O milagre coreano
27/01/2020 20:20 - Atualizado em 31/01/2020 14:07
Parasita — É comum, atualmente, dar o exemplo da Coreia do Sul como modelo de desenvolvimento. Há uns 30 anos, o país era pobre. O esforço conjugado de governo e população elevaram substancialmente o nível de vida do país, com forte investimento em educação e saúde.
Mas o milagre coreano parece não ter sido completo. É o que mostra o filme “Parasita”, dirigido por Joon-ho Bong, com experiência de nove filmes no currículo. “Parasita” enfoca uma família pobre vivendo em bairro pobre. Casal de pais e casal de filhos se acotovelam numa casa de subterrâneo em que se pode ver a rua de baixo para cima. Um homem embriagado que urina no lixo. Sujeira e casa desprovida de condições de higiene.
O jovem filho fala a palavra “metáfora” com frequência, parecendo desconhecer seu real significado. É um bom termo para classificar o cinema e o próprio filme. Cinema é metáfora da vida real. Ele não é a realidade da vida, mas pode retratar a realidade. A fotografia do filme “1917” não tem cortes exatamente para acentuar a sensação de realidade, como na experiência de médicos exibindo um curta sobre saúde para um pequeno grupo da África. As pessoas não admitiam os cortes por criarem uma realidade não real. A vida não tem cortes.
De fato, em “Parasita”, a pobreza é representada metaforicamente pelo espaço. Viver no topo da sociedade ou na sua base não é apenas uma figura, mas uma realidade que fortalece o filme. A família pobre mora num lugar baixo. A casa da família rica fica no alto de uma ladeira e, dentro dela, num porão oculto e infecto, como nos dos filmes de terror, vive secretamente um arquiteto pauperizado que é mantido por sua mulher, empregada da casa.
“Parasita” me evocou a intuição genial de Michel de Certeau em seu livro “A invenção do cotidiano”. Segundo o intelectual, as pessoas no mundo de hoje e em todos os tempos comportam-se dentro de regras que ele denomina de estratégia. Toda sociedade tem sua estratégia, que são os limites estabelecidos pelos poderosos para os fracos. Estes criam táticas de sobrevivência. Na Coreia pré-ocidental, eram outras a estratégia e as táticas. As pessoas inventam o cotidiano, mas segundo regras diferentes. A propósito, o título da obra de De Certeau é exatamente “A invenção do cotidiano”.
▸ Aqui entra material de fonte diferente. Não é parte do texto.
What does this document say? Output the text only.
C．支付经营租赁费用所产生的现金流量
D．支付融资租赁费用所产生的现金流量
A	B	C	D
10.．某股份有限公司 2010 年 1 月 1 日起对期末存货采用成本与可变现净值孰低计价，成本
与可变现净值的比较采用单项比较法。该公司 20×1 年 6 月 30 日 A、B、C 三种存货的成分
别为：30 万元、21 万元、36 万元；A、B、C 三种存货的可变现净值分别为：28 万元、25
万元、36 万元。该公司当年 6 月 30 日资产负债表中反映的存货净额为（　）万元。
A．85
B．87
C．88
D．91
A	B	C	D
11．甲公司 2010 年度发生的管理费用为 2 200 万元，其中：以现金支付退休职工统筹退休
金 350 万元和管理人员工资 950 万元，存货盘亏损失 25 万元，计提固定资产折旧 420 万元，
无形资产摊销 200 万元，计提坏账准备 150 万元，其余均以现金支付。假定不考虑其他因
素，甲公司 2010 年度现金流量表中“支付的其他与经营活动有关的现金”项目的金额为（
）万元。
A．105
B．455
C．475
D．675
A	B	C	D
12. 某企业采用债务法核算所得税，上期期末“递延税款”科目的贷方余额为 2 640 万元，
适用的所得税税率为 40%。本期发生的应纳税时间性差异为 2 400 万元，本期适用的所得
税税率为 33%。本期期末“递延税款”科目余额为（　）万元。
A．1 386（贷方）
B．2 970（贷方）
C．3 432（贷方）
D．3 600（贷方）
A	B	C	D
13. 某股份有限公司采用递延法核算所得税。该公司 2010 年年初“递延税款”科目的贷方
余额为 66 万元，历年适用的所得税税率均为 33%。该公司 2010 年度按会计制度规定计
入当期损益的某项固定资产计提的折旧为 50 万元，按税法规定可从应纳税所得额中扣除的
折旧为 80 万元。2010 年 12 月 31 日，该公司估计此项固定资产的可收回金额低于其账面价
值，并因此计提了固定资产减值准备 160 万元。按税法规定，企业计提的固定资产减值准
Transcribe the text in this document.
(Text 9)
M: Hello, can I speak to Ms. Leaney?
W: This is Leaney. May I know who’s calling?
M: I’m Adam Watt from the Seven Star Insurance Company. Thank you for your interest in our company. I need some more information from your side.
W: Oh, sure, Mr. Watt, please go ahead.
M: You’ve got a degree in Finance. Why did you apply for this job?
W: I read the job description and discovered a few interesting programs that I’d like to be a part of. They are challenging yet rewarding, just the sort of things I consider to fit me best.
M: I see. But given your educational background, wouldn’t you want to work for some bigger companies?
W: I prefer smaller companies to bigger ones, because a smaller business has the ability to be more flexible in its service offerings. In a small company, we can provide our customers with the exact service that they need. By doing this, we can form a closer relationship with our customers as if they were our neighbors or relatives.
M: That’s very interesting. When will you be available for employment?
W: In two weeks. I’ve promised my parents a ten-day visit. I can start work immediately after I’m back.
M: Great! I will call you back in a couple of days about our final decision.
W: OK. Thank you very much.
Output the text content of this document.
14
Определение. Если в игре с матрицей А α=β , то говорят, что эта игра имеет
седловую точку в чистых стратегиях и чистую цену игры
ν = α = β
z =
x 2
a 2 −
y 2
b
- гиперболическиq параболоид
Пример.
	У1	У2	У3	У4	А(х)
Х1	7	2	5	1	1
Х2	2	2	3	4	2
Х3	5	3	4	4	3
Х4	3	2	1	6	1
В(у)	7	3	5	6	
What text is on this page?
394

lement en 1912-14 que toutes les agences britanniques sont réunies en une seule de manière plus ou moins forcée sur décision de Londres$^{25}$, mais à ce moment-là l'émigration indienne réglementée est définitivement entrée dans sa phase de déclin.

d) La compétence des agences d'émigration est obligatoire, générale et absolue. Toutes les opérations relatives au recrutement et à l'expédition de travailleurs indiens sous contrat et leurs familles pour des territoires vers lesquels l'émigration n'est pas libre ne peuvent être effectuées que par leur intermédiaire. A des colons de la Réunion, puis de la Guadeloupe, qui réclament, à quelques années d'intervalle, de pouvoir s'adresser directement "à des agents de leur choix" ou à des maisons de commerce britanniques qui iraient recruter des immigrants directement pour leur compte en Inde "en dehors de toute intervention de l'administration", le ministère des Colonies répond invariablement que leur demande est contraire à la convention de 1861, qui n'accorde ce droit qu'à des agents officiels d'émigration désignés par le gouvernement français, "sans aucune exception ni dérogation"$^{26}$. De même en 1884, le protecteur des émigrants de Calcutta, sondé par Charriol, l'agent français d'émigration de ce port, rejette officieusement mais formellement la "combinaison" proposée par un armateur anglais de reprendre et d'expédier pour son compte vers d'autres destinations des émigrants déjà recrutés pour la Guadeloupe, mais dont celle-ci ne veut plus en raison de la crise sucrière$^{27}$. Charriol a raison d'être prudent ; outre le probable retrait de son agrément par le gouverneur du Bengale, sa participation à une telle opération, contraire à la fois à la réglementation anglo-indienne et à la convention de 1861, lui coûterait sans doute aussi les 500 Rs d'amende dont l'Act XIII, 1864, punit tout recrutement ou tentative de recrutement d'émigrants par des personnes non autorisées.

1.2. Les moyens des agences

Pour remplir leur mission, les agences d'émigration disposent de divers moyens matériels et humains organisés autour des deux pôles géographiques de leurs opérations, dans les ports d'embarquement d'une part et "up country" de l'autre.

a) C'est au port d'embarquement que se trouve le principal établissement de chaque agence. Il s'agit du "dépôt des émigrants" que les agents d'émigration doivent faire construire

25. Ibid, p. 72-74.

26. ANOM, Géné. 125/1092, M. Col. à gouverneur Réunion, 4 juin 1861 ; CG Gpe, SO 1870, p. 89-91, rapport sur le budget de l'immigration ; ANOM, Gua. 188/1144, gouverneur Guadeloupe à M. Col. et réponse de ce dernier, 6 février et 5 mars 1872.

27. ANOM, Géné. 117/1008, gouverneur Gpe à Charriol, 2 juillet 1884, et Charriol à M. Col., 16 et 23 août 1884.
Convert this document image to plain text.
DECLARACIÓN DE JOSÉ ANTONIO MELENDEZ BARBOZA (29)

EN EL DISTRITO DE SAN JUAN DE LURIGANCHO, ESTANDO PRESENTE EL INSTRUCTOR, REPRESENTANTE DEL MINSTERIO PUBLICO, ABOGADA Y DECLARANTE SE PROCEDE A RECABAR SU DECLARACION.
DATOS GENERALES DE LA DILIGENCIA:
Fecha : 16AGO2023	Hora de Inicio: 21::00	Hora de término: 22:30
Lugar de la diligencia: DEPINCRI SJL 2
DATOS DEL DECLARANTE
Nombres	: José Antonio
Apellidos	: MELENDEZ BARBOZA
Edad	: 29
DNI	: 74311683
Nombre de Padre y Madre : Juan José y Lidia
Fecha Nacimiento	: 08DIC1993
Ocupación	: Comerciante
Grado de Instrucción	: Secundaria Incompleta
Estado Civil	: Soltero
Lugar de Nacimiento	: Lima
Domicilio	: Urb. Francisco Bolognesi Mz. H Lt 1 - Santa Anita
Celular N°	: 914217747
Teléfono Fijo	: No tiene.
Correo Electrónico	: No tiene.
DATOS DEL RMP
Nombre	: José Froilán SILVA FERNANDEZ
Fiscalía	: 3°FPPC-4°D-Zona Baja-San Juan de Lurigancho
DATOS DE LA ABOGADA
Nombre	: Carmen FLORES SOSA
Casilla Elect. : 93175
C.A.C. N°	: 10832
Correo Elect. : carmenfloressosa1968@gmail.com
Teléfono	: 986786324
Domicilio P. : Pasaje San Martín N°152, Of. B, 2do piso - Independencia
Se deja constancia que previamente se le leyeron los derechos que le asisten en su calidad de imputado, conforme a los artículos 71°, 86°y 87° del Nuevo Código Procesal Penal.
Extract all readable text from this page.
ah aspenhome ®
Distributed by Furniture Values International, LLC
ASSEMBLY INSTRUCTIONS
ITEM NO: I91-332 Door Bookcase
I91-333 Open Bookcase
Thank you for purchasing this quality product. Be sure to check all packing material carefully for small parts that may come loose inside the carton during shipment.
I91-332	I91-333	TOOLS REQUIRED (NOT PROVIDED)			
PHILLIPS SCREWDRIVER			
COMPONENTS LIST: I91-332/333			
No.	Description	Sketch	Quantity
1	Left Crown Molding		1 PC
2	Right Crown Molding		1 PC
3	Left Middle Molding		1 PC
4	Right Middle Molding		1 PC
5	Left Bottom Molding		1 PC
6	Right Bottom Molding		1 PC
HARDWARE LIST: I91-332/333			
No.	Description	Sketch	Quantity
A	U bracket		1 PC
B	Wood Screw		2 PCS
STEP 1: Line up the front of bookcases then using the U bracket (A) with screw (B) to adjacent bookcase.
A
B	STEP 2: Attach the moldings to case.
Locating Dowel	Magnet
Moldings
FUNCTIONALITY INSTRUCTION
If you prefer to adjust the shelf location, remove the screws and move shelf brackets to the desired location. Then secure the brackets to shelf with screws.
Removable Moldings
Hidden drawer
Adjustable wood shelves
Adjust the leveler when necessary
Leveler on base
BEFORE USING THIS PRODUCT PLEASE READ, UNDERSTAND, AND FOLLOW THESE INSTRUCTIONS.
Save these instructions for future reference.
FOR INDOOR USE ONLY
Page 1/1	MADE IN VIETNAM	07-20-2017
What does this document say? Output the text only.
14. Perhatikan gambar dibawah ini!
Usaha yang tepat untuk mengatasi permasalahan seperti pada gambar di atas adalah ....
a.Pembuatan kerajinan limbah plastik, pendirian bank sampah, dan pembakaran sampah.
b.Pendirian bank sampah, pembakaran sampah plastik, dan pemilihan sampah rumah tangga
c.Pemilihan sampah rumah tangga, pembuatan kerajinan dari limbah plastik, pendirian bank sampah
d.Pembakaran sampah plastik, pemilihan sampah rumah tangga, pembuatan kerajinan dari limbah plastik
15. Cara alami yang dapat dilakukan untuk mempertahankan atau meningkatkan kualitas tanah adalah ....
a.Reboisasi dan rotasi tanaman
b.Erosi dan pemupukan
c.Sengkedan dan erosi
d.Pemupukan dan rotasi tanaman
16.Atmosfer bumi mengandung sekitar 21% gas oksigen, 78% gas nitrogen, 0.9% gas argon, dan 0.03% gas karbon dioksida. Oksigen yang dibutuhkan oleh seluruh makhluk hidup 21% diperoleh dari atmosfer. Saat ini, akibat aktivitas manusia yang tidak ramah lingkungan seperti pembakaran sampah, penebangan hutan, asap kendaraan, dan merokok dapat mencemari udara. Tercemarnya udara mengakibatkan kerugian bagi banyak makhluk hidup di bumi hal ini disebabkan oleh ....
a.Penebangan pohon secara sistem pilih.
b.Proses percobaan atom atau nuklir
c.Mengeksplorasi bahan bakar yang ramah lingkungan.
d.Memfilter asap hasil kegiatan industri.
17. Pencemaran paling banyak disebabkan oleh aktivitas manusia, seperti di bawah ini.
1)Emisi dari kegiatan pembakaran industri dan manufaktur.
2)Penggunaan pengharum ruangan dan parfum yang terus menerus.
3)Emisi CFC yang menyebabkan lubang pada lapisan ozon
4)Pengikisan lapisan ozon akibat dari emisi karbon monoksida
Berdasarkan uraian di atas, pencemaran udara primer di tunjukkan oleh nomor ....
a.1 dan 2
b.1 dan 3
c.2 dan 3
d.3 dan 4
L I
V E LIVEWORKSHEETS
Na Coreia do Sul atual, capturada pela globalização ocidental, a estratégia e as táticas também são globalizadas. Para sobreviver, o jovem pobre finge ser um professor de inglês e ministra aulas para a filha do casal rico. Vislumbrando uma oportunidade para a irmã, ele forja uma farsa a fim de que ela trabalhe como psicopedagoga do filho menor da família rica. Valendo-se de artifícios, a moça pobre compromete o motorista da família rica para que seu pai assuma seu lugar. Por fim, todos forjam condições para que a empregada dos ricos seja substituída pela mãe pobre.
Todos os membros da família pobre fingem que não são parentes. Mas De Certeau não diz, no seu livro, que táticas de sobrevivência podem dar errado. É o que acontece com a família coreana. Pai e filhos enfrentam uma enchente na sua casa de porão e acabam num abrigo para flagelados. Esse é um momento crucial no filme e na vida. O plano é não ter plano. Não importa mais matar ou não. Ficar vivo ou não.
Nada restou da honra do passado pré-ocidental da Coreia do Sul. Embora houvesse hierarquias sociais, todos se comportavam com a honra que seu estrato social definia. Numa sociedade de classe à moda ocidental, é preciso ser esperto para sobreviver.
Enfim, além de excelente filme, “Parasita” é uma ótima aula de sociologia. Nem tudo é milagre na Coreia do Sul, mas seu cinema sim.